Concluí que os atores eram diferentes de nós. Tinham seus próprios motivos. Vocês sabem, quando se passa muitas horas, muitos anos fingindo ser uma pessoa que não se é, bem, isso pode nos causar alguma coisa. Já é duro bastante tentar ser a gente mesmo. Pensem em tentar muito ser alguém que não se é. E depois ser outra pessoa que tampouco se é. E depois outra. A princípio, vocês sabem, pode ser emocionante. Mas depois de algum tempo, depois de a gente ser doze outras pessoas, talvez seja difícil lembrar quem é mesmo, especialmente se a gente teve de compor as próprias falas.
Imaginei que Jack Bledsoe se perdera e concluíra que estavam fotografando outra pessoa, e não ele, e que só lhe restava recusar-se a assinar a liberação. Isso fazia sentido para mim.
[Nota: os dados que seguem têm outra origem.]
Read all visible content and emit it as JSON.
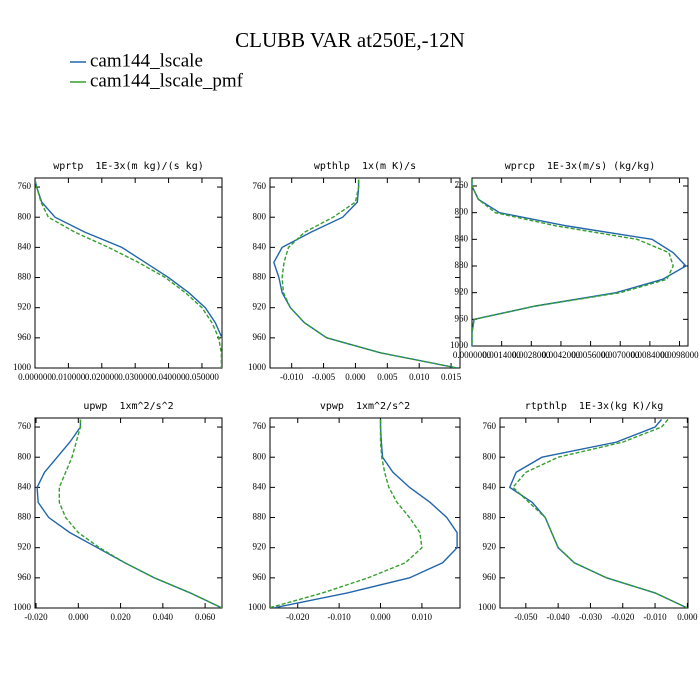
{
  "title": "CLUBB VAR at250E,-12N",
  "chart_data": [
    {
      "type": "line",
      "title": "wprtp  1E-3x(m kg)/(s kg)",
      "y": [
        750,
        760,
        780,
        800,
        820,
        840,
        860,
        880,
        900,
        920,
        940,
        960,
        980,
        1000
      ],
      "series": [
        {
          "name": "cam144_lscale",
          "color": "#2166ac",
          "style": "solid",
          "values": [
            0,
            0.0005,
            0.002,
            0.006,
            0.015,
            0.026,
            0.033,
            0.04,
            0.046,
            0.051,
            0.054,
            0.056,
            0.0565,
            0.0565
          ]
        },
        {
          "name": "cam144_lscale_pmf",
          "color": "#33a02c",
          "style": "dashed",
          "values": [
            0,
            0.0005,
            0.0018,
            0.004,
            0.012,
            0.022,
            0.031,
            0.039,
            0.045,
            0.05,
            0.053,
            0.055,
            0.0558,
            0.0558
          ]
        }
      ],
      "xlim": [
        0,
        0.056
      ],
      "ylim": [
        1000,
        748
      ],
      "xticks": [
        {
          "value": 0,
          "label": "0.000000"
        },
        {
          "value": 0.01,
          "label": "0.010000"
        },
        {
          "value": 0.02,
          "label": "0.020000"
        },
        {
          "value": 0.03,
          "label": "0.030000"
        },
        {
          "value": 0.04,
          "label": "0.040000"
        },
        {
          "value": 0.05,
          "label": "0.050000"
        }
      ],
      "yticks": [
        760,
        800,
        840,
        880,
        920,
        960,
        1000
      ]
    },
    {
      "type": "line",
      "title": "wpthlp  1x(m K)/s",
      "y": [
        750,
        760,
        780,
        800,
        820,
        840,
        860,
        880,
        900,
        920,
        940,
        960,
        980,
        1000
      ],
      "series": [
        {
          "name": "cam144_lscale",
          "color": "#2166ac",
          "style": "solid",
          "values": [
            0.0005,
            0.0005,
            0.0003,
            -0.002,
            -0.007,
            -0.0115,
            -0.0128,
            -0.012,
            -0.0115,
            -0.0102,
            -0.008,
            -0.0045,
            0.004,
            0.016
          ]
        },
        {
          "name": "cam144_lscale_pmf",
          "color": "#33a02c",
          "style": "dashed",
          "values": [
            0.0005,
            0.0005,
            0.0,
            -0.0035,
            -0.008,
            -0.0105,
            -0.0112,
            -0.0115,
            -0.0113,
            -0.0102,
            -0.008,
            -0.0045,
            0.004,
            0.016
          ]
        }
      ],
      "xlim": [
        -0.0134,
        0.0164
      ],
      "ylim": [
        1000,
        748
      ],
      "xticks": [
        {
          "value": -0.01,
          "label": "-0.010"
        },
        {
          "value": -0.005,
          "label": "-0.005"
        },
        {
          "value": 0,
          "label": "0.000"
        },
        {
          "value": 0.005,
          "label": "0.005"
        },
        {
          "value": 0.01,
          "label": "0.010"
        },
        {
          "value": 0.015,
          "label": "0.015"
        }
      ],
      "yticks": [
        760,
        800,
        840,
        880,
        920,
        960,
        1000
      ]
    },
    {
      "type": "line",
      "title": "wprcp  1E-3x(m/s) (kg/kg)",
      "y": [
        750,
        760,
        780,
        800,
        820,
        840,
        860,
        880,
        900,
        920,
        940,
        960,
        980,
        1000
      ],
      "series": [
        {
          "name": "cam144_lscale",
          "color": "#2166ac",
          "style": "solid",
          "values": [
            0,
            0,
            0.0003,
            0.0013,
            0.0045,
            0.0085,
            0.0095,
            0.0101,
            0.009,
            0.0068,
            0.003,
            0.0001,
            0,
            0
          ]
        },
        {
          "name": "cam144_lscale_pmf",
          "color": "#33a02c",
          "style": "dashed",
          "values": [
            0,
            0,
            0.0003,
            0.0011,
            0.004,
            0.0078,
            0.0093,
            0.0095,
            0.0092,
            0.007,
            0.003,
            0.0001,
            0,
            0
          ]
        }
      ],
      "xlim": [
        0,
        0.0102
      ],
      "ylim": [
        1000,
        748
      ],
      "xticks": [
        {
          "value": 0,
          "label": "0.0000000"
        },
        {
          "value": 0.0014,
          "label": "0.0014000"
        },
        {
          "value": 0.0028,
          "label": "0.0028000"
        },
        {
          "value": 0.0042,
          "label": "0.0042000"
        },
        {
          "value": 0.0056,
          "label": "0.0056000"
        },
        {
          "value": 0.007,
          "label": "0.0070000"
        },
        {
          "value": 0.0084,
          "label": "0.0084000"
        },
        {
          "value": 0.0098,
          "label": "0.0098000"
        }
      ],
      "yticks": [
        760,
        800,
        840,
        880,
        920,
        960,
        1000
      ]
    },
    {
      "type": "line",
      "title": "upwp  1xm^2/s^2",
      "y": [
        750,
        760,
        780,
        800,
        820,
        840,
        860,
        880,
        900,
        920,
        940,
        960,
        980,
        1000
      ],
      "series": [
        {
          "name": "cam144_lscale",
          "color": "#2166ac",
          "style": "solid",
          "values": [
            0.001,
            0.001,
            -0.004,
            -0.01,
            -0.016,
            -0.0195,
            -0.019,
            -0.014,
            -0.004,
            0.009,
            0.022,
            0.036,
            0.053,
            0.068
          ]
        },
        {
          "name": "cam144_lscale_pmf",
          "color": "#33a02c",
          "style": "dashed",
          "values": [
            0.001,
            0.001,
            -0.001,
            -0.003,
            -0.006,
            -0.009,
            -0.009,
            -0.006,
            0.0,
            0.01,
            0.022,
            0.036,
            0.053,
            0.068
          ]
        }
      ],
      "xlim": [
        -0.0205,
        0.068
      ],
      "ylim": [
        1000,
        748
      ],
      "xticks": [
        {
          "value": -0.02,
          "label": "-0.020"
        },
        {
          "value": 0,
          "label": "0.000"
        },
        {
          "value": 0.02,
          "label": "0.020"
        },
        {
          "value": 0.04,
          "label": "0.040"
        },
        {
          "value": 0.06,
          "label": "0.060"
        }
      ],
      "yticks": [
        760,
        800,
        840,
        880,
        920,
        960,
        1000
      ]
    },
    {
      "type": "line",
      "title": "vpwp  1xm^2/s^2",
      "y": [
        750,
        760,
        780,
        800,
        820,
        840,
        860,
        880,
        900,
        920,
        940,
        960,
        980,
        1000
      ],
      "series": [
        {
          "name": "cam144_lscale",
          "color": "#2166ac",
          "style": "solid",
          "values": [
            0,
            0,
            0.0002,
            0.0005,
            0.003,
            0.007,
            0.012,
            0.016,
            0.0185,
            0.0185,
            0.015,
            0.007,
            -0.008,
            -0.026
          ]
        },
        {
          "name": "cam144_lscale_pmf",
          "color": "#33a02c",
          "style": "dashed",
          "values": [
            0,
            0,
            0,
            0.0003,
            0.001,
            0.002,
            0.004,
            0.007,
            0.0095,
            0.01,
            0.006,
            -0.003,
            -0.014,
            -0.027
          ]
        }
      ],
      "xlim": [
        -0.0267,
        0.0192
      ],
      "ylim": [
        1000,
        748
      ],
      "xticks": [
        {
          "value": -0.02,
          "label": "-0.020"
        },
        {
          "value": -0.01,
          "label": "-0.010"
        },
        {
          "value": 0,
          "label": "0.000"
        },
        {
          "value": 0.01,
          "label": "0.010"
        }
      ],
      "yticks": [
        760,
        800,
        840,
        880,
        920,
        960,
        1000
      ]
    },
    {
      "type": "line",
      "title": "rtpthlp  1E-3x(kg K)/kg",
      "y": [
        750,
        760,
        780,
        800,
        820,
        840,
        860,
        880,
        900,
        920,
        940,
        960,
        980,
        1000
      ],
      "series": [
        {
          "name": "cam144_lscale",
          "color": "#2166ac",
          "style": "solid",
          "values": [
            -0.008,
            -0.01,
            -0.022,
            -0.045,
            -0.053,
            -0.055,
            -0.048,
            -0.044,
            -0.042,
            -0.04,
            -0.035,
            -0.025,
            -0.01,
            0.0
          ]
        },
        {
          "name": "cam144_lscale_pmf",
          "color": "#33a02c",
          "style": "dashed",
          "values": [
            -0.006,
            -0.008,
            -0.02,
            -0.04,
            -0.05,
            -0.054,
            -0.049,
            -0.044,
            -0.042,
            -0.04,
            -0.035,
            -0.025,
            -0.01,
            0.0
          ]
        }
      ],
      "xlim": [
        -0.058,
        0.0002
      ],
      "ylim": [
        1000,
        748
      ],
      "xticks": [
        {
          "value": -0.05,
          "label": "-0.050"
        },
        {
          "value": -0.04,
          "label": "-0.040"
        },
        {
          "value": -0.03,
          "label": "-0.030"
        },
        {
          "value": -0.02,
          "label": "-0.020"
        },
        {
          "value": -0.01,
          "label": "-0.010"
        },
        {
          "value": 0,
          "label": "0.000"
        }
      ],
      "yticks": [
        760,
        800,
        840,
        880,
        920,
        960,
        1000
      ]
    }
  ]
}
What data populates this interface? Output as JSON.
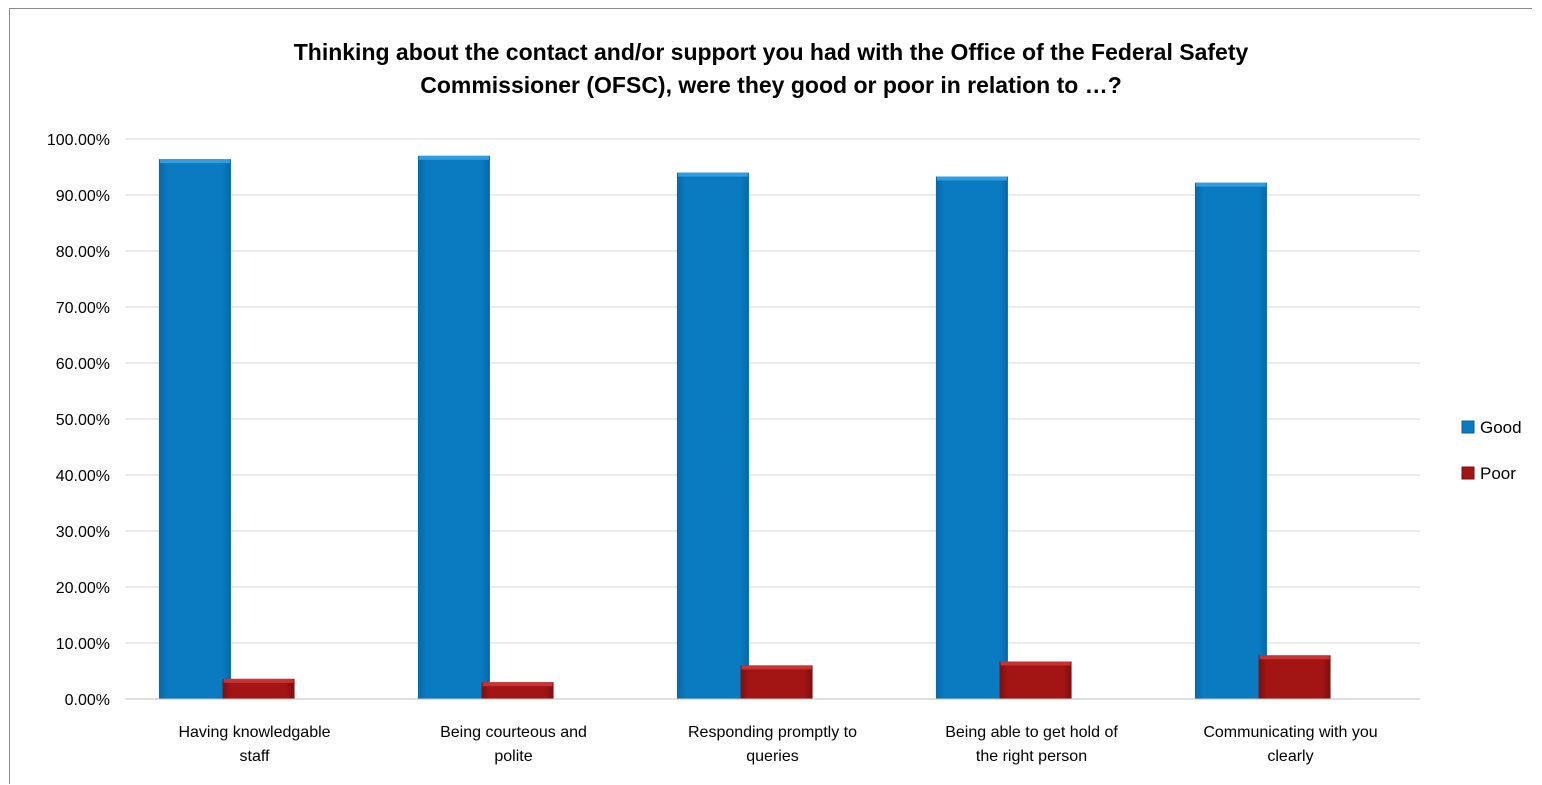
{
  "chart_data": {
    "type": "bar",
    "title_lines": [
      "Thinking about the contact and/or support you had with the Office of the Federal Safety",
      "Commissioner (OFSC), were they good or poor in relation to …?"
    ],
    "categories": [
      [
        "Having knowledgable",
        "staff"
      ],
      [
        "Being courteous and",
        "polite"
      ],
      [
        "Responding promptly to",
        "queries"
      ],
      [
        "Being able to get hold of",
        "the right person"
      ],
      [
        "Communicating with you",
        "clearly"
      ]
    ],
    "series": [
      {
        "name": "Good",
        "color": "#0a7bc1",
        "values": [
          96.4,
          97.0,
          94.0,
          93.3,
          92.2
        ]
      },
      {
        "name": "Poor",
        "color": "#a31515",
        "values": [
          3.6,
          3.0,
          6.0,
          6.7,
          7.8
        ]
      }
    ],
    "ylim": [
      0,
      100
    ],
    "yticks": [
      "0.00%",
      "10.00%",
      "20.00%",
      "30.00%",
      "40.00%",
      "50.00%",
      "60.00%",
      "70.00%",
      "80.00%",
      "90.00%",
      "100.00%"
    ],
    "grid": true,
    "legend_position": "right"
  }
}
Decidi explicar a Sarah.
Observei-a servir-se de vinho e acender um cigarro.
Depois pensei, bem, talvez eu explique outra hora, e tomei uma grande golada de minha cerveja, imaginando se iam usar algumas daquelas fotos de Francine sentada com aquela bela bunda dura em meu colo na tal revista feminina colorida…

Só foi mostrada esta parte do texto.